Таковы корни экзистенциализма. С этого момента ствол экзистенциализма расщепляется на две ветви. Одна произрастает от старого христианского ствола. Возвышение над природой значения образа Бога [в человеке], искупленного через воплощенного Христа. Провозглашен примат спасения над активностями знания и пользы; имеется ли онтологический климат наилучшим образом удовлетворяющей экзистенциалистским требованиям? Не следует ли просто сказать, что экзистенциализм это иной способ говорить о христианстве? Таков без сомнения был бы ответ Паскаля и Кьеркегора рационалистам. Но последние окрестили бы их философию новым именем, весьма внешним для них. Они рассматривались бы как свидетельства христианской очевидности, очевидности, которая в большей мере связана со свидетельствами, чем с разумными доводами.
Экзистенциализм снискал наибольшие лавры в феноменологической школе. Его ветвь, питающаяся христианским соком, не была порождена уверенностью и безмятежностью христианского учения в его доктриальном оформлении. Наоборот, эта уверенность и безмятежность противоречили его мышлению. Наилучшим образом переход от ортодоксии вероучения к независимости осуществил Макс Шеллер. Ясперс, утверждавший незавершенность критерия человеческого существования, не может быть даже назван христианским философом, хотя все импульсы его мышления, особенно может быть последних его работ, сделаны из вполне христианского теста. Никто не был ближе Кьеркегору, чем он. Поль Луи Ландсбер, работы которого были преждевременно прерваны в лагере департации Ориентбурга, продолжил эту линию. Русская ветвь проходит через Соловьева, Шестова и Бердяева. Еврейская ветвь проведена Бубером. Карл Барт своей диалектической теологией немало содействовал введению вновь в современное мышление Кьеркегора. Бер-госовский призыв вернуть к жизни, который в поэтических терминах поддержали Пеги и Клодель, был направлен против позитивизма, обезличивающего человека. Этот призыв сыграл тогда свою роль и ныне еще блистает тем же внутренним огнем. Было бы несправедливым забыть, как это стремятся сделать сегодня, другое свечение той же струи: работы Лабертоньера и Блонделя, в которых прозвучал призыв обращения к внутренней жизни…
Во многих понятиях “Метафизического дневника” Габриель Марсель воспроизводит живой французский христианский экзистенциализм с некоторыми элементами персоналистского мышления.
Кьеркегор из тех людей, которые, строго говоря, не могут иметь учеников, поскольку они не имеют завершенной системы, но которые, однако, могут иметь многочисленных последователей. (341)
В начале второго течения находится другая изолированная величина – Ницше.

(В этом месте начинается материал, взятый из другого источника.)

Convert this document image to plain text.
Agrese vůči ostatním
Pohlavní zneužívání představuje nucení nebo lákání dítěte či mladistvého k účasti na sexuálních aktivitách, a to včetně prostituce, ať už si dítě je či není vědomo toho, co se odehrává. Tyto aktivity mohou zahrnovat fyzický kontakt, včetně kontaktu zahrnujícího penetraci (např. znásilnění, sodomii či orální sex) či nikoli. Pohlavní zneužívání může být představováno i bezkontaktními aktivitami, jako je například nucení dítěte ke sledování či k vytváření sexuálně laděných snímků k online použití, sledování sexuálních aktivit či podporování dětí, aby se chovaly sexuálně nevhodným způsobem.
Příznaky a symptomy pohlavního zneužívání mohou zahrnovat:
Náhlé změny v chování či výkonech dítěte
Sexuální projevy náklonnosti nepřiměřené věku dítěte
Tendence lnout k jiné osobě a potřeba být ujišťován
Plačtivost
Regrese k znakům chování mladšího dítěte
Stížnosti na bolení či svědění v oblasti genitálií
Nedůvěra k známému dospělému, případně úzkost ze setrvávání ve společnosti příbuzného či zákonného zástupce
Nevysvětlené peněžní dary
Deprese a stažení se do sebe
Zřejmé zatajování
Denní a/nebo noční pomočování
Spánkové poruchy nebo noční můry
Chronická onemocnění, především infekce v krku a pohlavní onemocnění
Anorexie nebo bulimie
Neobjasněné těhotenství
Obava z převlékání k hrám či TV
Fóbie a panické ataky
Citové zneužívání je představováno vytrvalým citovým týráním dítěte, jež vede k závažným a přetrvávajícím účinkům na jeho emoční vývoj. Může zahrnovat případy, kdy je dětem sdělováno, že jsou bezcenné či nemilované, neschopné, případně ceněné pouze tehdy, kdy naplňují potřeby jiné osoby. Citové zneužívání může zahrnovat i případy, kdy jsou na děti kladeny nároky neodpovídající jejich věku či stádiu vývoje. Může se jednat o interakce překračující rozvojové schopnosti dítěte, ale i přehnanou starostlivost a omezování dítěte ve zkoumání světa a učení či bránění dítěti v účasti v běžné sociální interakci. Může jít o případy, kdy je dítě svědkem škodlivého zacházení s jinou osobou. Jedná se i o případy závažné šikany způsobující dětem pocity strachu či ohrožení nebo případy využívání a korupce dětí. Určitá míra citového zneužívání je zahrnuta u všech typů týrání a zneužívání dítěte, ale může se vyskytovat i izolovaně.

Симметрично Иоанну Крестителю он хотел возвысить конец евангельской эры, провозгласив смерть Бога для людей, которые не осмеливаются брать на себя его роль. Этот призыв прозвучал в обстановке безраздельного оптимизма, царившего в конце века. Ницше как удар молнии осветил непристойность в пустом небе счастья, разрушающее осень Запада и открывающееся грозами равно действия, которые балансировали между нашими крышами и нашими садами. Ницше, так же как и Кьеркегор, ждал, что его голос будет услышан, когда отчаяние проникнет в сердце отделенных от божественного присутствия и разочаровавшихся в созерцании миров.
Из этого течения в силу обстоятельств сформировался новый стоицизм, в котором человек вдохновлялся на борьбу в своем фундаментальном одиночестве. Эта философия критиковалась современным рационализмом от имени решительного опыта за то, что она пропагандировала отчаяние, тоску, страх. Эта философия сталкивает нас непосредственно с ничто, не давая этому достаточно обоснования в глубинном опыте. Эта линия атеистического экзистенциализма, которая идет от Хайдеггера и Сартра и которую ошибочно принимают за весь экзистенциализм.